The ACA and People with HIV: An Update, Lindsey Dawson et. al., The Henry J. Kaiser Family Foundation (2016)

Research and Journal Articles

This report examines the Affordable Care Act’s (ACA) effects on people living with HIV in California, Florida, New York, Georgia, and Texas, using focus groups conducted with people insured under the ACA in California and New York and people who remain uninsured, largely because they fall into the coverage gap, in Florida, Georgia, and Texas.

Residents of New York and California insured under the ACA report increasing comfort with the system, expressing satisfaction with their plan, and even those who admit they don’t understand the complexities of the ACA are aware New York and California offer better health care options than other states, with one participant having moved from Georgia to New York to receive better HIV care under the ACA. Many insured residents of New York and California express fear of losing their insurance, and many require outside help to navigate the system.

Participants living in Florida, Texas, and Georgia, all state which chose not to expand Medicaid services to low-income families, largely remain uninsured due to the coverage gap.

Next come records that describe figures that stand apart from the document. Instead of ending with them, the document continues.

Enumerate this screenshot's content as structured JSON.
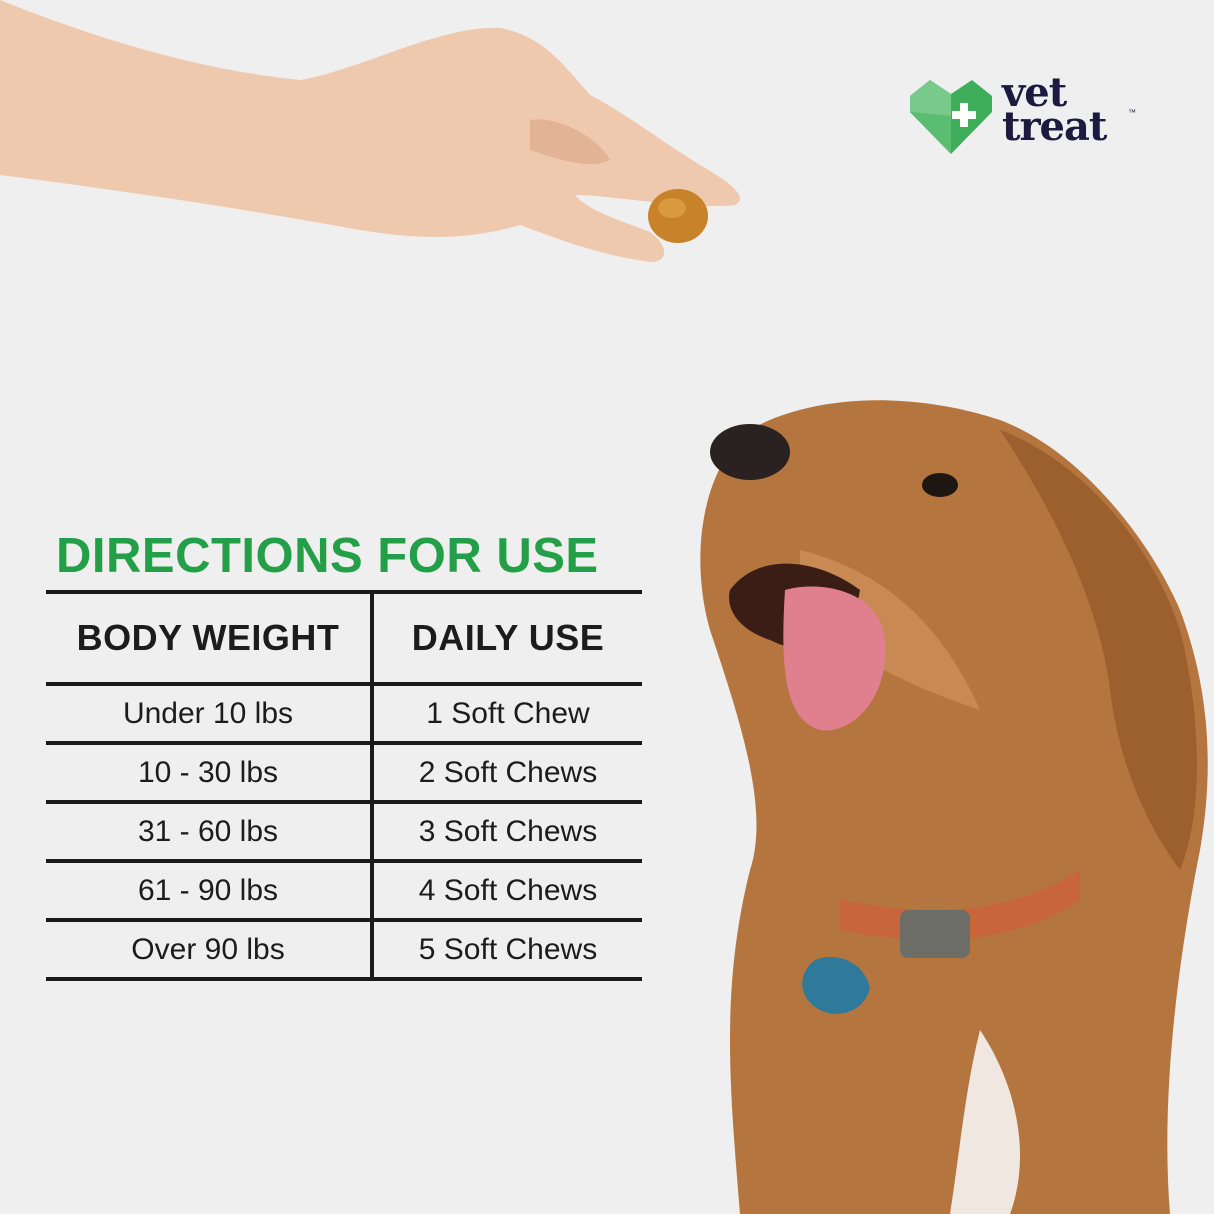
{
  "brand": {
    "name_line1": "vet",
    "name_line2": "treat",
    "trademark": "™",
    "colors": {
      "green": "#23a047",
      "navy": "#1c1a3f"
    }
  },
  "title": "DIRECTIONS FOR USE",
  "table": {
    "headers": [
      "BODY WEIGHT",
      "DAILY USE"
    ],
    "rows": [
      [
        "Under 10 lbs",
        "1 Soft Chew"
      ],
      [
        "10 - 30 lbs",
        "2 Soft Chews"
      ],
      [
        "31 - 60 lbs",
        "3 Soft Chews"
      ],
      [
        "61 - 90 lbs",
        "4 Soft Chews"
      ],
      [
        "Over 90 lbs",
        "5 Soft Chews"
      ]
    ]
  },
  "images": {
    "hand": "hand-holding-chew",
    "dog": "goldendoodle-looking-up"
  }
}
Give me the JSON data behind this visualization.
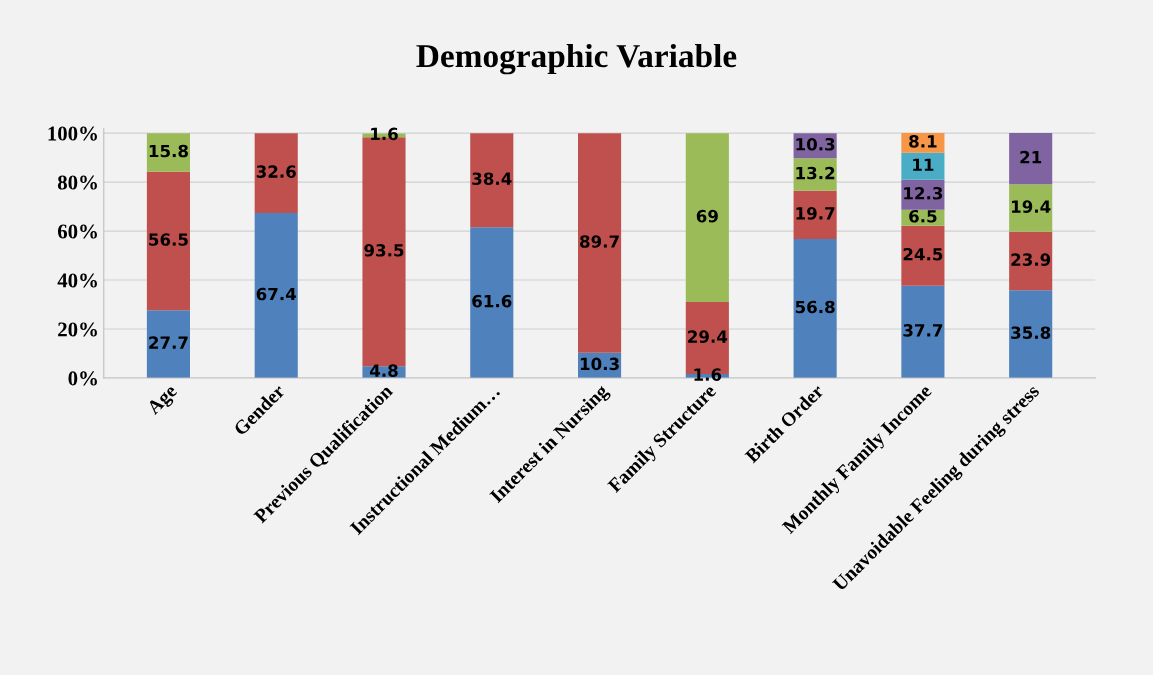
{
  "chart_data": {
    "type": "bar",
    "title": "Demographic Variable",
    "stacked": true,
    "data_labels": true,
    "grid": "y",
    "legend": false,
    "categories": [
      "Age",
      "Gender",
      "Previous Qualification",
      "Instructional Medium…",
      "Interest in Nursing",
      "Family Structure",
      "Birth Order",
      "Monthly Family Income",
      "Unavoidable Feeling during stress"
    ],
    "ylim": [
      0,
      102
    ],
    "yticks": [
      {
        "value": 0,
        "label": "0%"
      },
      {
        "value": 20,
        "label": "20%"
      },
      {
        "value": 40,
        "label": "40%"
      },
      {
        "value": 60,
        "label": "60%"
      },
      {
        "value": 80,
        "label": "80%"
      },
      {
        "value": 100,
        "label": "100%"
      }
    ],
    "series": [
      {
        "color": "#4f81bd",
        "values": [
          27.7,
          67.4,
          4.8,
          61.6,
          10.3,
          1.6,
          56.8,
          37.7,
          35.8
        ]
      },
      {
        "color": "#c0504d",
        "values": [
          56.5,
          32.6,
          93.5,
          38.4,
          89.7,
          29.4,
          19.7,
          24.5,
          23.9
        ]
      },
      {
        "color": "#9bbb59",
        "values": [
          15.8,
          null,
          1.6,
          null,
          null,
          69,
          13.2,
          6.5,
          19.4
        ]
      },
      {
        "color": "#8064a2",
        "values": [
          null,
          null,
          null,
          null,
          null,
          null,
          10.3,
          12.3,
          21
        ]
      },
      {
        "color": "#4bacc6",
        "values": [
          null,
          null,
          null,
          null,
          null,
          null,
          null,
          11,
          null
        ]
      },
      {
        "color": "#f79646",
        "values": [
          null,
          null,
          null,
          null,
          null,
          null,
          null,
          8.1,
          null
        ]
      }
    ]
  }
}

Although programs like Ryan White are generally sufficient in providing their HIV care, they express disappointment in their state for not expanding Medicaid, and many say they would enroll if expanded Medicaid were available.

The uninsured rely heavily on the Ryan White program. Some feared that becoming insured may mean they lose Ryan White services, and both the insured and uninsured groups were unclear of exactly what role Ryan White plays in the lives of the insured.